Hi All, sorry its been a while since i visited these forums but i moved to the dark side some time ago.

I have my old Tivo - upgraded with a samsung spinpoint (120Gb from memory). Also it has a network card and tivoweb installed - i havent' change anything else on the main unit. I have a few remote controls and a spare new power supply (as it came bundled with the remotes).

I have the original box and possibly the manual if i can find it.

So I would to sell the unit if possible but not sure if it's worth much. 

Anyway - i live in gloucestershire if anyone is interested in making me an offer.
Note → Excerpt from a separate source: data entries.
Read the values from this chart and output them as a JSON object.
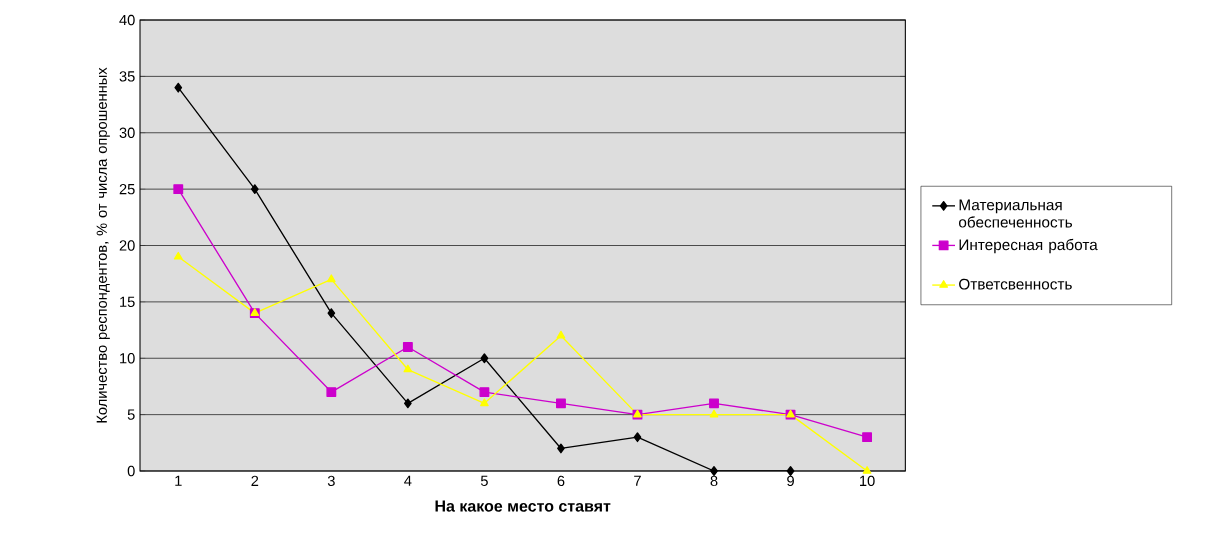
{
  "chart_data": {
    "type": "line",
    "xlabel": "На какое место ставят",
    "ylabel": "Количество респондентов, % от числа опрошенных",
    "categories": [
      "1",
      "2",
      "3",
      "4",
      "5",
      "6",
      "7",
      "8",
      "9",
      "10"
    ],
    "series": [
      {
        "name": "Материальная обеспеченность",
        "color": "#000000",
        "marker": "diamond",
        "values": [
          34,
          25,
          14,
          6,
          10,
          2,
          3,
          0,
          0,
          null
        ]
      },
      {
        "name": "Интересная работа",
        "color": "#cc00cc",
        "marker": "square",
        "values": [
          25,
          14,
          7,
          11,
          7,
          6,
          5,
          6,
          5,
          3
        ]
      },
      {
        "name": "Ответсвенность",
        "color": "#ffff00",
        "marker": "triangle",
        "values": [
          19,
          14,
          17,
          9,
          6,
          12,
          5,
          5,
          5,
          0
        ]
      }
    ],
    "ylim": [
      0,
      40
    ],
    "yticks": [
      0,
      5,
      10,
      15,
      20,
      25,
      30,
      35,
      40
    ],
    "grid": "y",
    "legend": "right",
    "line_style": "solid"
  }
}
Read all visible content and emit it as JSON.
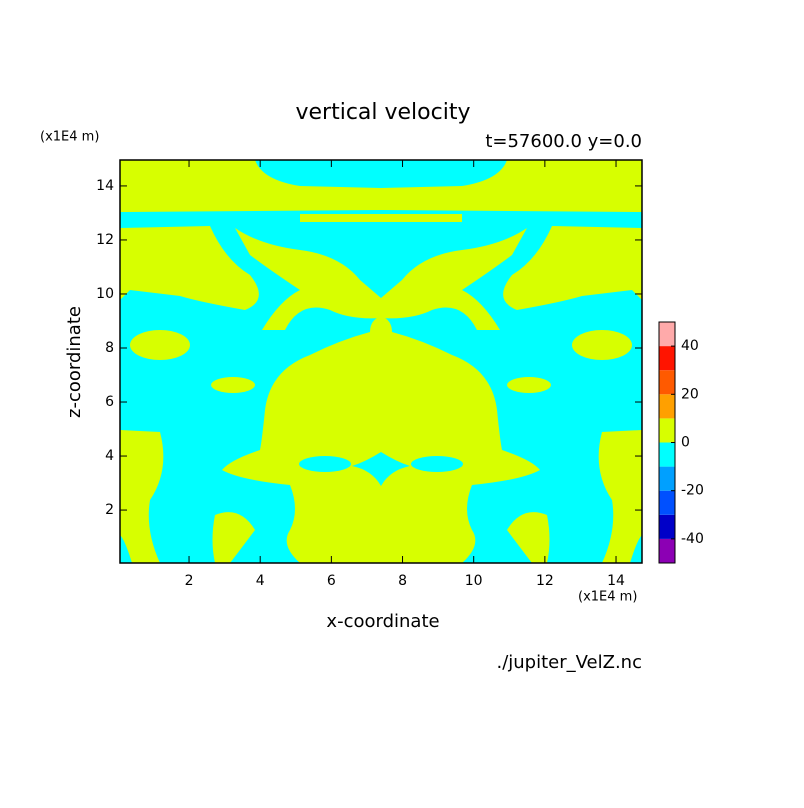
{
  "chart_data": {
    "type": "contour",
    "title": "vertical velocity",
    "subtitle": "t=57600.0 y=0.0",
    "x_label": "x-coordinate",
    "y_label": "z-coordinate",
    "x_unit": "(x1E4 m)",
    "y_unit": "(x1E4 m)",
    "source": "./jupiter_VelZ.nc",
    "xlim": [
      0.06,
      14.73
    ],
    "ylim": [
      0.04,
      14.96
    ],
    "xticks": [
      2,
      4,
      6,
      8,
      10,
      12,
      14
    ],
    "yticks": [
      2,
      4,
      6,
      8,
      10,
      12,
      14
    ],
    "colorbar": {
      "bins": [
        -50,
        -40,
        -30,
        -20,
        -10,
        0,
        10,
        20,
        30,
        40,
        50
      ],
      "colors": [
        "#8c00b4",
        "#0000c8",
        "#0050ff",
        "#00a0ff",
        "#00ffff",
        "#d7ff00",
        "#ffa000",
        "#ff5a00",
        "#ff1400",
        "#ffaaaa"
      ],
      "ticks": [
        -40,
        -20,
        0,
        20,
        40
      ]
    }
  }
}
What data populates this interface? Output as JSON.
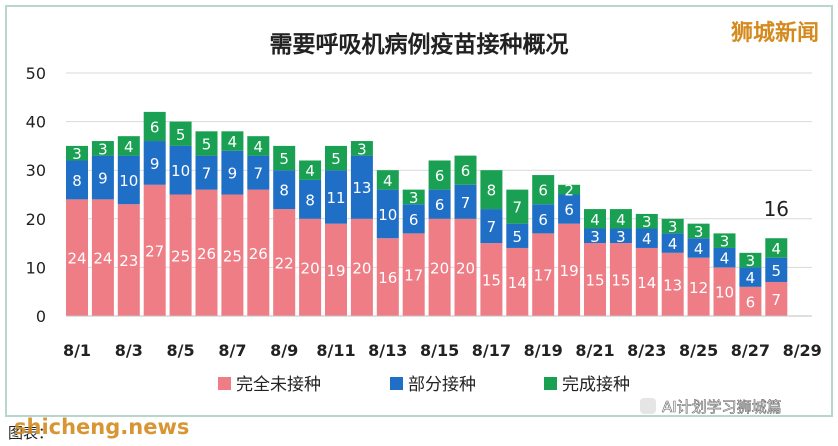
{
  "watermark_top": "狮城新闻",
  "watermark_bottom": "shicheng.news",
  "wechat_account": "AI计划学习狮城篇",
  "source_text": "图表：",
  "colors": {
    "unvaccinated": "#ef7d86",
    "partial": "#1f6fc6",
    "full": "#1aa052",
    "grid": "#d9d9d9",
    "frame": "#b9d6cc",
    "watermark": "#d48a1e"
  },
  "chart_data": {
    "type": "bar",
    "stacked": true,
    "title": "需要呼吸机病例疫苗接种概况",
    "xlabel": "",
    "ylabel": "",
    "ylim": [
      0,
      50
    ],
    "yticks": [
      "0",
      "10",
      "20",
      "30",
      "40",
      "50"
    ],
    "grid": true,
    "legend_position": "bottom",
    "categories": [
      "8/1",
      "8/2",
      "8/3",
      "8/4",
      "8/5",
      "8/6",
      "8/7",
      "8/8",
      "8/9",
      "8/10",
      "8/11",
      "8/12",
      "8/13",
      "8/14",
      "8/15",
      "8/16",
      "8/17",
      "8/18",
      "8/19",
      "8/20",
      "8/21",
      "8/22",
      "8/23",
      "8/24",
      "8/25",
      "8/26",
      "8/27",
      "8/28"
    ],
    "x_tick_labels": [
      "8/1",
      "8/3",
      "8/5",
      "8/7",
      "8/9",
      "8/11",
      "8/13",
      "8/15",
      "8/17",
      "8/19",
      "8/21",
      "8/23",
      "8/25",
      "8/27",
      "8/29"
    ],
    "series": [
      {
        "name": "完全未接种",
        "values": [
          24,
          24,
          23,
          27,
          25,
          26,
          25,
          26,
          22,
          20,
          19,
          20,
          16,
          17,
          20,
          20,
          15,
          14,
          17,
          19,
          15,
          15,
          14,
          13,
          12,
          10,
          6,
          7
        ]
      },
      {
        "name": "部分接种",
        "values": [
          8,
          9,
          10,
          9,
          10,
          7,
          9,
          7,
          8,
          8,
          11,
          13,
          10,
          6,
          6,
          7,
          7,
          5,
          6,
          6,
          3,
          3,
          4,
          4,
          4,
          4,
          4,
          5
        ]
      },
      {
        "name": "完成接种",
        "values": [
          3,
          3,
          4,
          6,
          5,
          5,
          4,
          4,
          5,
          4,
          5,
          3,
          4,
          3,
          6,
          6,
          8,
          7,
          6,
          2,
          4,
          4,
          3,
          3,
          3,
          3,
          3,
          4
        ]
      }
    ],
    "annotations": [
      {
        "category": "8/28",
        "text": "16"
      }
    ]
  }
}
No lifetime sub i'm affraid but will be happy to turn it on and take a pic of the status page.

Cheers

M - BTW i will be away until Thursday - also i see on my sig it is 120Gb


----------



## cwaring (Feb 12, 2002)

M0nk3y said:


> No lifetime sub i'm affraid but will be happy to turn it on and take a pic of the status page.


If/When you do, remember to blur-out or remove the Tivo Service Number for safety/security reasons.


----------



## JonMace (Mar 2, 2002)

Similar question, orgional unit with life time sub, can someone let me know the value?


----------



## Pugwash (May 23, 2003)

Your best bet is to search completed listings on ebay - it's only worth what people are willing to pay after all.


----------



## alek (May 22, 2008)

I recently bought one with lifetime sub for £85

If that helps.


alex


----------



## M0nk3y (Jan 10, 2003)

Cheers all, i'll pop it on ebay after Christmas then - 

Hope you all have a good one.

M


----------



## M0nk3y (Jan 10, 2003)

I never did get rid so free to collector inc original box - just PM me


----------



## pauljs (Feb 11, 2001)

Mine sold on Ebay for £150, lifetime sub, 500 GB HDD,Turbonet complete and fully working


----------



## royfox (Apr 5, 2004)

M0nk3y said:


> I never did get rid so free to collector inc original box - just PM me


Hi just pm'd you. 
I pas Gloustershire a lot. In fact in Worcester Monday / Tuesday

Roy


----------



## bigwold (Jun 4, 2003)

There's one for sale on ebay finishing in 5 hours, lifetime, 180GB, tivonet[sic], collection only from Epsom, £20 start and no bids. Nothing to do with me by the way.


----------



## tenwiseman (Dec 3, 2006)

bigwold said:


> There's one for sale on ebay finishing in 5 hours, lifetime, 180GB, tivonet[sic], collection only from Epsom, £20 start and no bids. Nothing to do with me by the way.


It finished at £76 ...

Item number 140381282901


----------



## BlackPrince (May 16, 2009)

I did well with mine, then. I upgraded it to 500GB then swapped it for dibs on a Mercedes SLK.


----------